Ich komme auf das Subjekt zurück, das in der Notwendigkeit eines erfüllten Lebens innerhalb dieser doch sehr unzureichenden Rahmenbedingungen zumindest die Aufgabe hat zufrieden sein zu können. Die kann es nur dadurch erledigen, egal was theoretisch wünschenswert erscheinen mag, indem es selbst dafür sorgt und sich diesbezüglich frei macht von Tendenzen der Gattung ;) von den Bedingungen der Gesellschaft. Sicher nicht von allen.
Hier beginnt das was dem Begriff Religion zugrundeliegt. Eine Rückbesinnung des Individuums auf nicht gesellschaftlich relevante Eigenschaften, die in der Lage sind, die Diskrepanz zwischen dem Anspruch auf erfülltes Leben und dem gesellschaftlichen Anspruch zu überwinden.
Da, wo Zufriedenheit nicht aus dem friedlichen und gerechten Umgang miteinander entsteht, muss sie aus anderen Quellen entstehen, weil ansonsten das Subjekt, die Person, das Individuum dazu verdammt wäre, sein Leben in Unzufriedenheit mit gelegentlichen Aufheiterungen zu fristen. Etwas das nicht einmal psychisch Kranken gelingt.
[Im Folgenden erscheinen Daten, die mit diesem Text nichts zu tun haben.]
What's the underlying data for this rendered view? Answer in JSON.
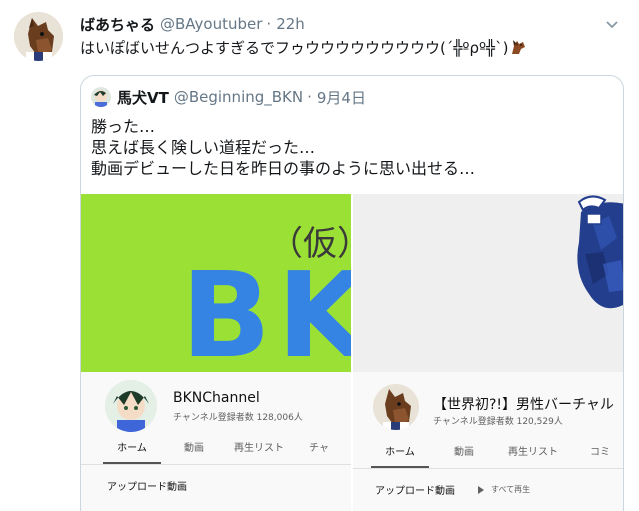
{
  "tweet": {
    "display_name": "ばあちゃる",
    "handle": "@BAyoutuber",
    "separator": "·",
    "time": "22h",
    "text": "はいぽばいせんつよすぎるでフゥウウウウウウウウウ(´╬ºρº╬`)",
    "emoji": "horse-emoji"
  },
  "quote": {
    "display_name": "馬犬VT",
    "handle": "@Beginning_BKN",
    "separator": "·",
    "date": "9月4日",
    "lines": [
      "勝った…",
      "思えば長く険しい道程だった…",
      "動画デビューした日を昨日の事のように思い出せる…"
    ]
  },
  "left_panel": {
    "banner_paren": "（仮）",
    "banner_text": "BKN",
    "channel_name": "BKNChannel",
    "subscribers": "チャンネル登録者数 128,006人",
    "tabs": [
      "ホーム",
      "動画",
      "再生リスト",
      "チャ"
    ],
    "active_tab": 0,
    "section_label": "アップロード動画"
  },
  "right_panel": {
    "channel_name": "【世界初?!】男性バーチャル",
    "subscribers": "チャンネル登録者数 120,529人",
    "tabs": [
      "ホーム",
      "動画",
      "再生リスト",
      "コミ"
    ],
    "active_tab": 0,
    "section_label": "アップロード動画",
    "play_all": "すべて再生"
  },
  "colors": {
    "banner_green": "#9be135",
    "banner_blue": "#3584e4",
    "link_gray": "#657786",
    "border": "#ccd6dd"
  }
}
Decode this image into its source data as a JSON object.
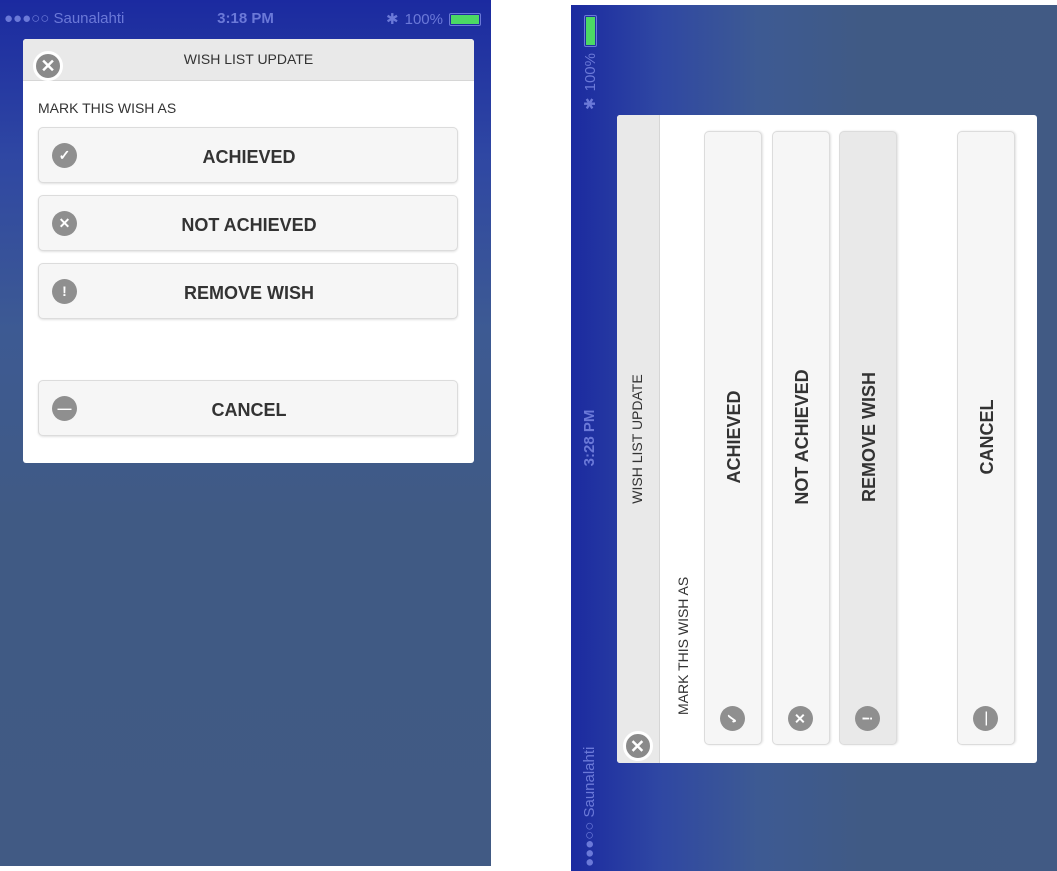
{
  "statusbar": {
    "carrier": "●●●○○ Saunalahti",
    "time_left": "3:18 PM",
    "time_right": "3:28 PM",
    "battery_pct": "100%",
    "battery_level": 1.0
  },
  "dialog": {
    "title": "WISH LIST UPDATE",
    "subtitle": "MARK THIS WISH AS",
    "close_icon": "x-circle-icon",
    "options": [
      {
        "label": "ACHIEVED",
        "icon": "check-icon"
      },
      {
        "label": "NOT ACHIEVED",
        "icon": "x-circle-icon"
      },
      {
        "label": "REMOVE WISH",
        "icon": "warning-icon"
      }
    ],
    "cancel": {
      "label": "CANCEL",
      "icon": "minus-circle-icon"
    }
  },
  "colors": {
    "status_text": "#6b79d8",
    "battery": "#4cd964",
    "background": "#415a84"
  }
}
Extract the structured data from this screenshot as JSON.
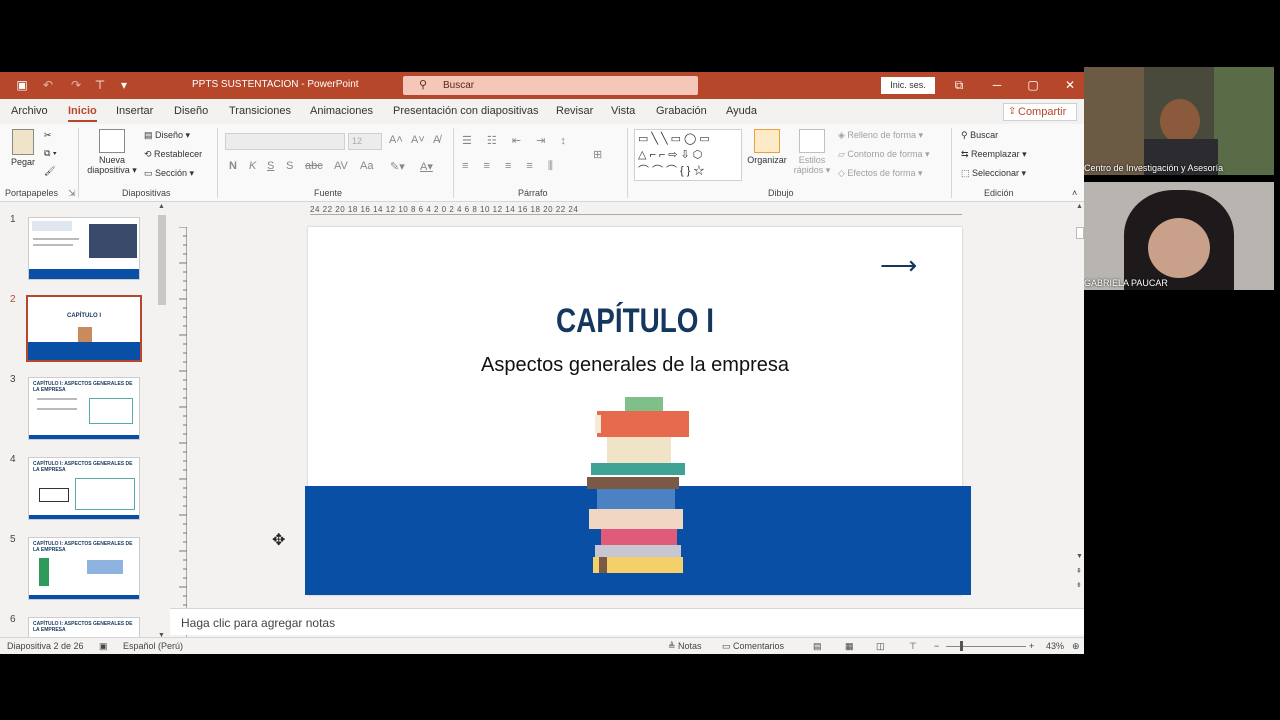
{
  "titlebar": {
    "doc_title": "PPTS SUSTENTACION",
    "app_name": "PowerPoint",
    "search_placeholder": "Buscar",
    "signin_label": "Inic. ses.",
    "accent_color": "#b7472a"
  },
  "tabs": [
    "Archivo",
    "Inicio",
    "Insertar",
    "Diseño",
    "Transiciones",
    "Animaciones",
    "Presentación con diapositivas",
    "Revisar",
    "Vista",
    "Grabación",
    "Ayuda"
  ],
  "active_tab": "Inicio",
  "share_label": "Compartir",
  "ribbon": {
    "paste_label": "Pegar",
    "new_slide_label": "Nueva",
    "new_slide_label2": "diapositiva",
    "layout_label": "Diseño",
    "reset_label": "Restablecer",
    "section_label": "Sección",
    "font_size": "12",
    "arrange_label": "Organizar",
    "quick_styles_label": "Estilos",
    "quick_styles_label2": "rápidos",
    "shape_fill": "Relleno de forma",
    "shape_outline": "Contorno de forma",
    "shape_effects": "Efectos de forma",
    "find_label": "Buscar",
    "replace_label": "Reemplazar",
    "select_label": "Seleccionar",
    "groups": {
      "clipboard": "Portapapeles",
      "slides": "Diapositivas",
      "font": "Fuente",
      "paragraph": "Párrafo",
      "drawing": "Dibujo",
      "editing": "Edición"
    }
  },
  "thumbnails": [
    {
      "num": "1",
      "title": ""
    },
    {
      "num": "2",
      "title": "CAPÍTULO I"
    },
    {
      "num": "3",
      "title": "CAPÍTULO I: ASPECTOS GENERALES DE LA EMPRESA"
    },
    {
      "num": "4",
      "title": "CAPÍTULO I: ASPECTOS GENERALES DE LA EMPRESA"
    },
    {
      "num": "5",
      "title": "CAPÍTULO I: ASPECTOS GENERALES DE LA EMPRESA"
    },
    {
      "num": "6",
      "title": "CAPÍTULO I: ASPECTOS GENERALES DE LA EMPRESA"
    }
  ],
  "selected_thumbnail": "2",
  "slide": {
    "title": "CAPÍTULO I",
    "subtitle": "Aspectos generales de la empresa",
    "band_color": "#0a4fa6",
    "title_color": "#15365e"
  },
  "ruler_text": "24 22 20 18 16 14 12 10 8 6 4 2 0 2 4 6 8 10 12 14 16 18 20 22 24",
  "notes_placeholder": "Haga clic para agregar notas",
  "status": {
    "slide_count": "Diapositiva 2 de 26",
    "language": "Español (Perú)",
    "notes_label": "Notas",
    "comments_label": "Comentarios",
    "zoom": "43%"
  },
  "participants": [
    {
      "name": "Centro de Investigación y Asesoría"
    },
    {
      "name": "GABRIELA PAUCAR"
    }
  ]
}
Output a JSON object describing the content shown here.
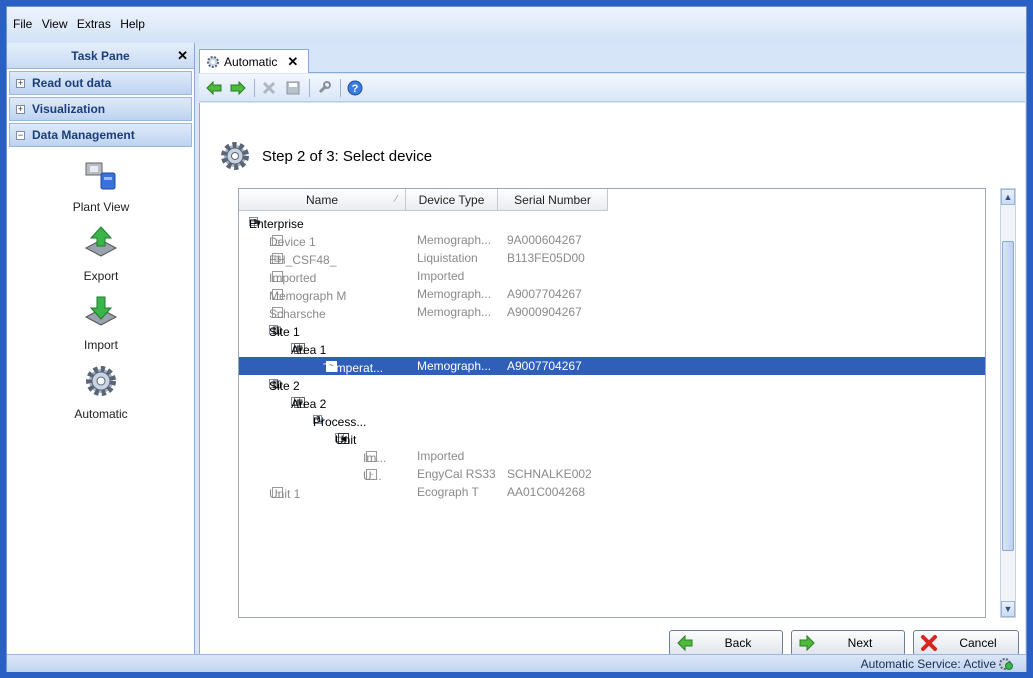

Die Mittel, die Religion (immer im weitesten Wortsinn) dazu einsetzen kann unterscheiden sich nicht von denen, die der Mensch grundsätzlich hat. Es sind Gedanken und Gefühle, der Wille und die eigene Tatkraft. Der religöse Mensch hat zu lernen, es bleibt ihm keine Wahl, seinen Geist kreativ zu nutzen. Er wird (auch dadurch) nicht in die Lage kommen, die gesamte Umwelt zu beherrschen und die Bedingungen allein so zu verändern, dass sie geeignet sind, paradisische Zustände zu schaffen. Aber er kann lernen sein Bewusstsein so zu gebrauchen, dass er in befriedigendem Maße Erfüllung findet.
Dazu ist es notwendig, dass einem erstmal alle den Buckel runterrutschen können, die Person sich selbst in ihrem geistigen Potential erlebt und lernt dies sowohl emotional als auch rational dazu einsetzt, zumindest eine eigene Zufriedenheit zu entwickeln. Selbstverständlich wirkt sich das in die Gattung hinein aus, nur ist das nicht der individuelle Zweck. Der individuelle Zweck ist die Verpflichtung zur Erfüllung des jeweiligen eigenen Lebens. Die Auswirkung auf die Gattung, lieber Zarafel, ist mehr oder weniger ein Abfallprodukt, das ihr als Humus dienen mag...
So, wenn es nun hier nicht weitergeht, dann deshalb, weil ich im Moment meine, dass alles gesagt ist...
In diesem Sinne, lasst Euch mal alle den Buckel runterrutschen, seht zu, dass Ihr Euch wohlfühlt. Die Gattung wird zwangsläufig profitieren... um so mehr, je mehr Ihr Euch wohlfühlt.